Chrissie Wellington looked at the mass of journalists at last year’s pre-Kona press conference with a stone-like gaze and declared that she was ready to race faster than ever. Two days later, she withdrew before the race started due to illness. Her tone at this year’s press conference was remarkably different.

Wellington said that it would be “an understatement” to call last year’s experience a disappointment. She was devastated. The three-time champion described her return to fitness after the illness that forced her out of the race as, “an emotional and physical challenge,” and that she has “taken a lot of lessons as for my need for rest and recovery.” Although she has taken more care to stay healthy this year, she is facing another unexpected obstacle this year.

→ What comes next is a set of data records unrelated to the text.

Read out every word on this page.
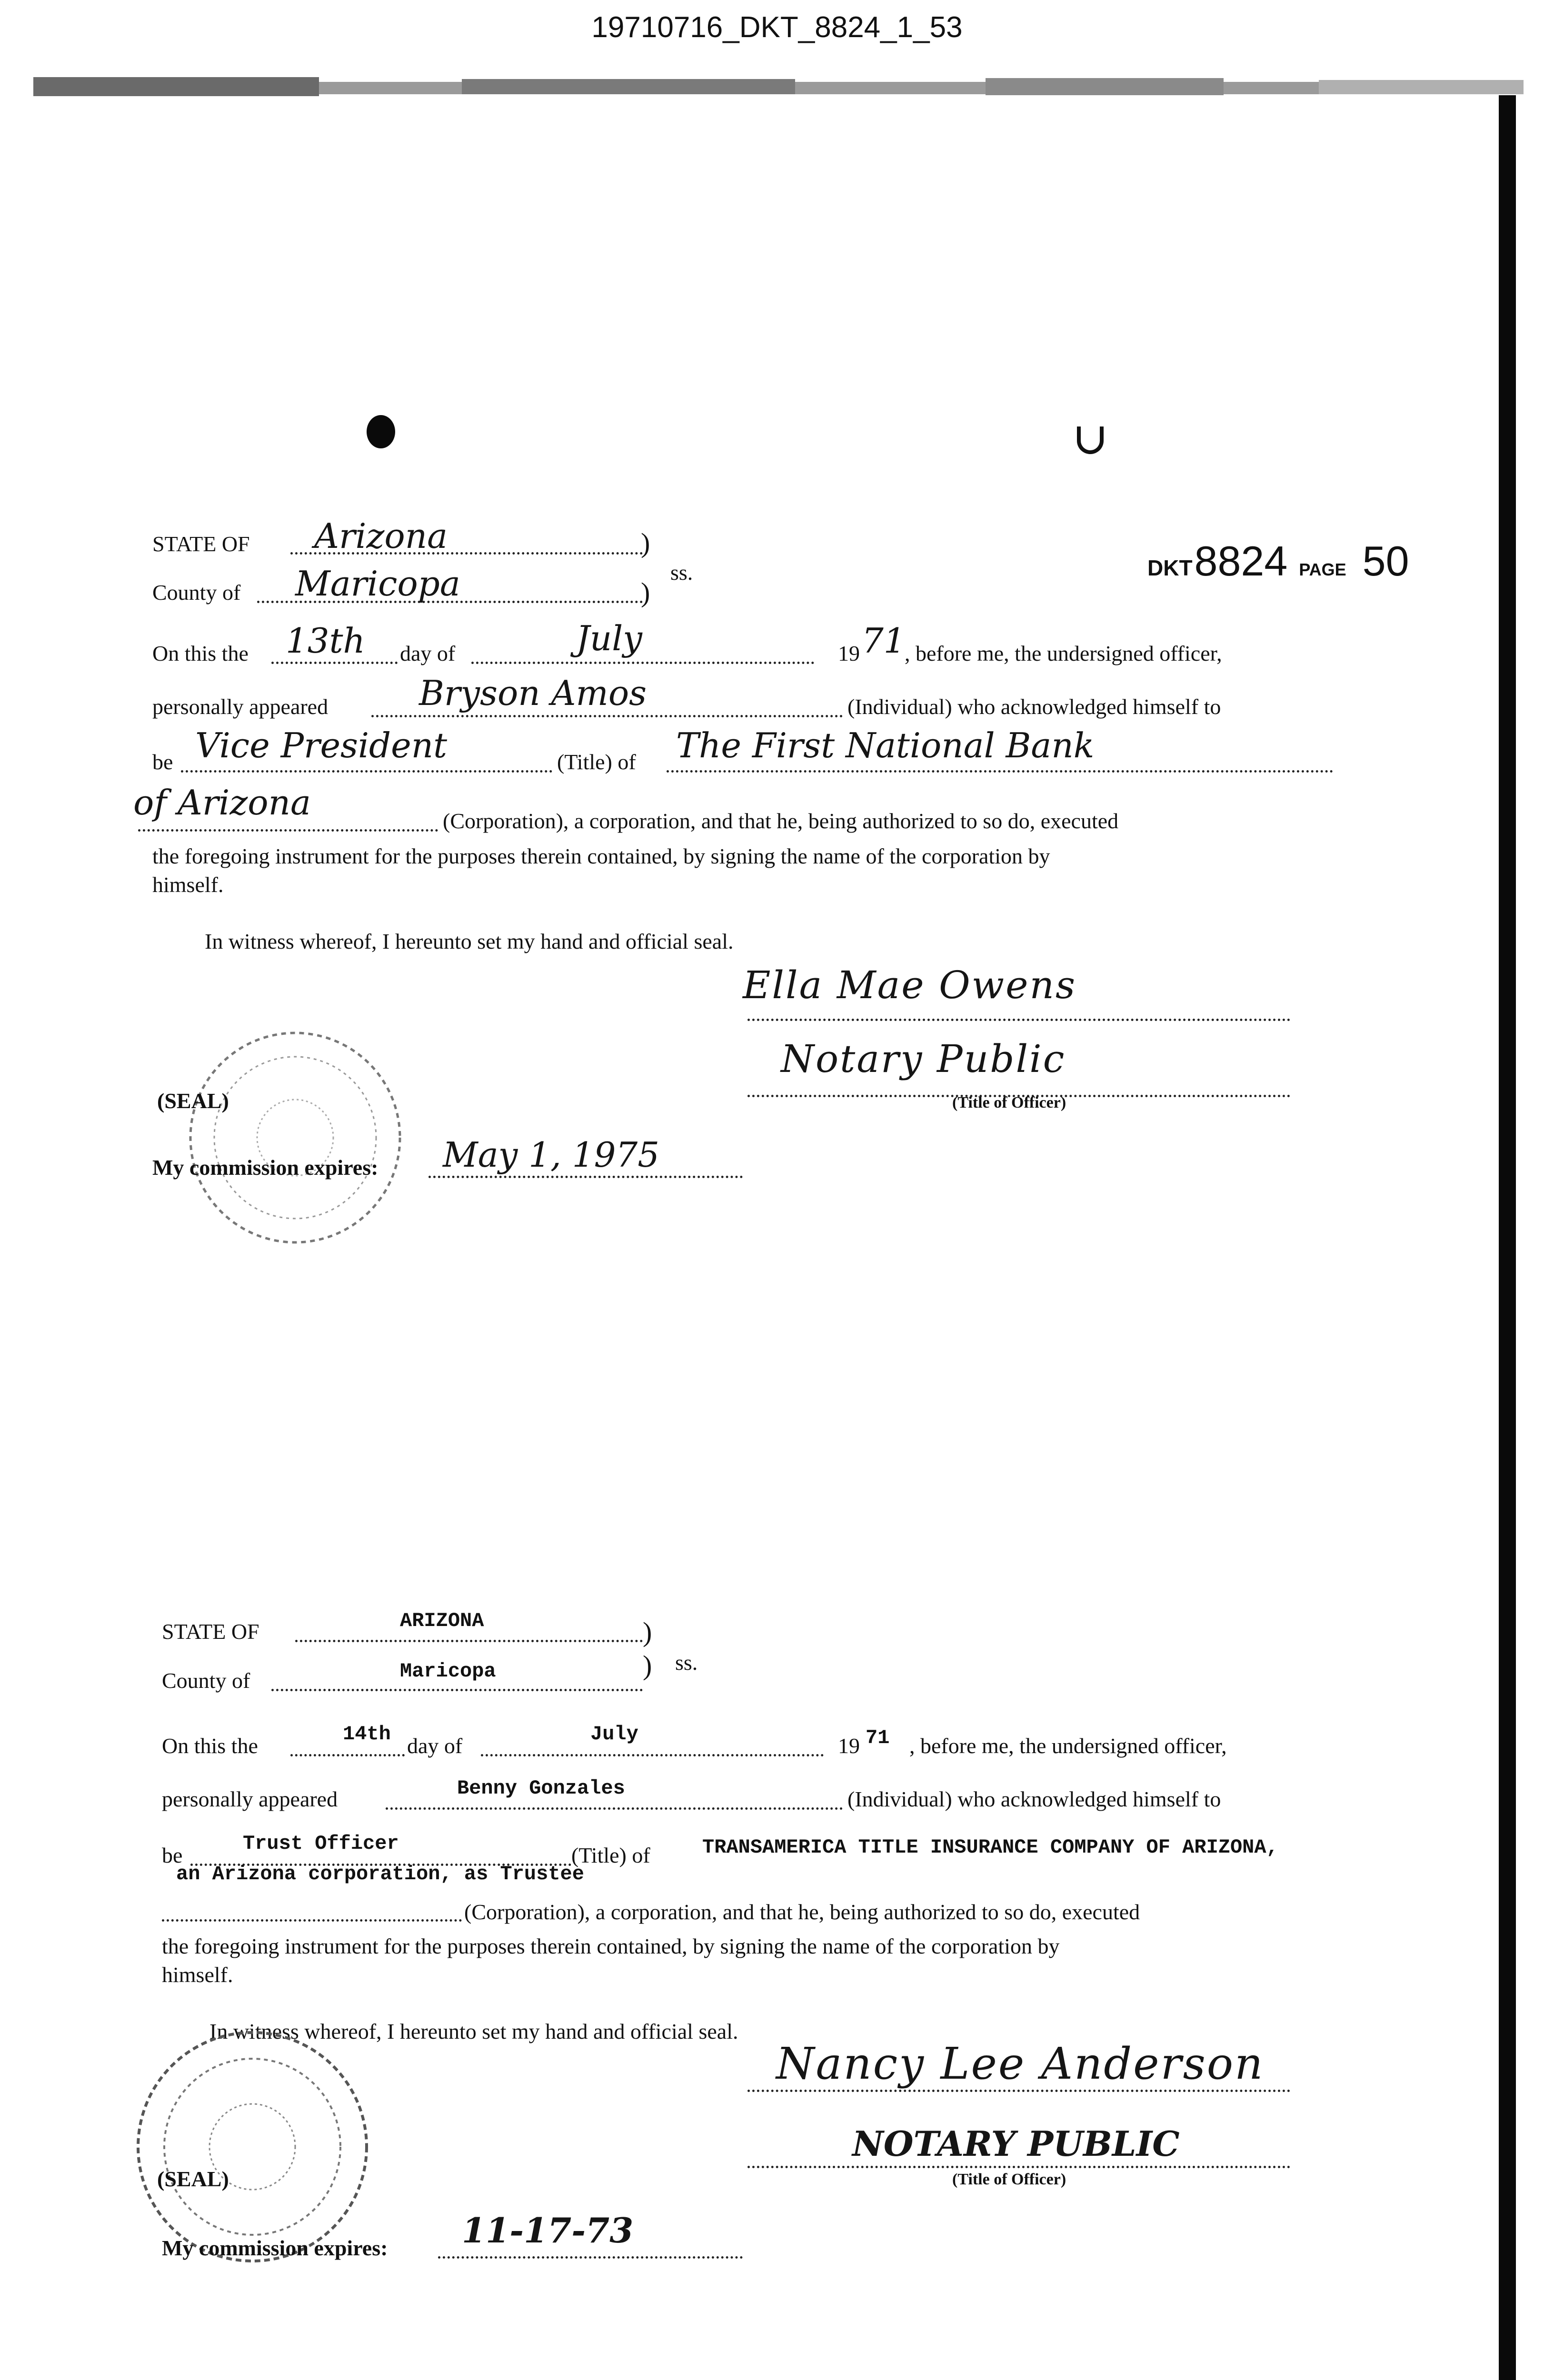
19710716_DKT_8824_1_53
DKT 8824 PAGE 50
STATE OF Arizona	)
County of Maricopa	)
ss.
On this the 13th day of	July	19 71
, before me, the undersigned officer,
personally appeared	Bryson Amos	(Individual) who acknowledged himself to
be Vice President	(Title) of The First National Bank
of Arizona	(Corporation), a corporation, and that he, being authorized to so do, executed
the foregoing instrument for the purposes therein contained, by signing the name of the corporation by
himself.
In witness whereof, I hereunto set my hand and official seal.
Ella Mae Owens
Notary Public
(Title of Officer)
(SEAL)
My commission expires: May 1, 1975
STATE OF	ARIZONA	)
County of	Maricopa	) ss.
On this the	14th day of	July	19 71 , before me, the undersigned officer,
personally appeared	Benny Gonzales	(Individual) who acknowledged himself to
be	Trust Officer	(Title) of	TRANSAMERICA TITLE INSURANCE COMPANY OF ARIZONA,
an Arizona corporation, as Trustee
(Corporation), a corporation, and that he, being authorized to so do, executed
the foregoing instrument for the purposes therein contained, by signing the name of the corporation by
himself.
In witness whereof, I hereunto set my hand and official seal.
Nancy Lee Anderson
NOTARY PUBLIC
(Title of Officer)
(SEAL)
My commission expires: 11-17-73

Two weeks ago, Chrissie was doing her final long ride before the Ironman World Championships and her front tire flatted just before a turn. She leaned her bike through the corner and it slid out from underneath her. She went sprawling on the pavement. A trip to Boulder Community Hospital revealed no broken bones, but her leg, hips, shoulder and arm all had road rash and she was in a lot of pain. Wellington says she was, “in the shape of [her] life” before the accident but admits the crash has influenced her preparation these past two weeks. Wellington’s unshakably confident tone from last year has been replaced with a more reflective, even self-critical outlook.
“I felt incredibly strong across all three disciplines and confident coming into the race, but I’d be lying if I said the crash had no effect on me physically…I’ve got to respect my body and appreciate that when you have an accident that it will take it’s toll. That’s the asterisk I put over any question about the shape I’m in. It’s an honest evaluation…I’d be lying if I said my preparation wasn’t hindered in the past ten days”
Perhaps this crash combined with last year’s illness will be the catalyst that propels her to even greater heights just as Chris McCormack and many other champions grew because of their failings on the Big Island, but regardless of the outcome, her self-evaluation leading into this race sounds drastically different than last year.
Despite these changes, Wellington still beams with much of the same self-assuredness she is known for. She says, “I haven’t lost that physical fitness, it’s still there…I firmly believe that the body and the mind are amazing things. Despite the wounds that I am carrying my spirit is not dampened. I will go out there and give it absolutely everything and make it a great race.”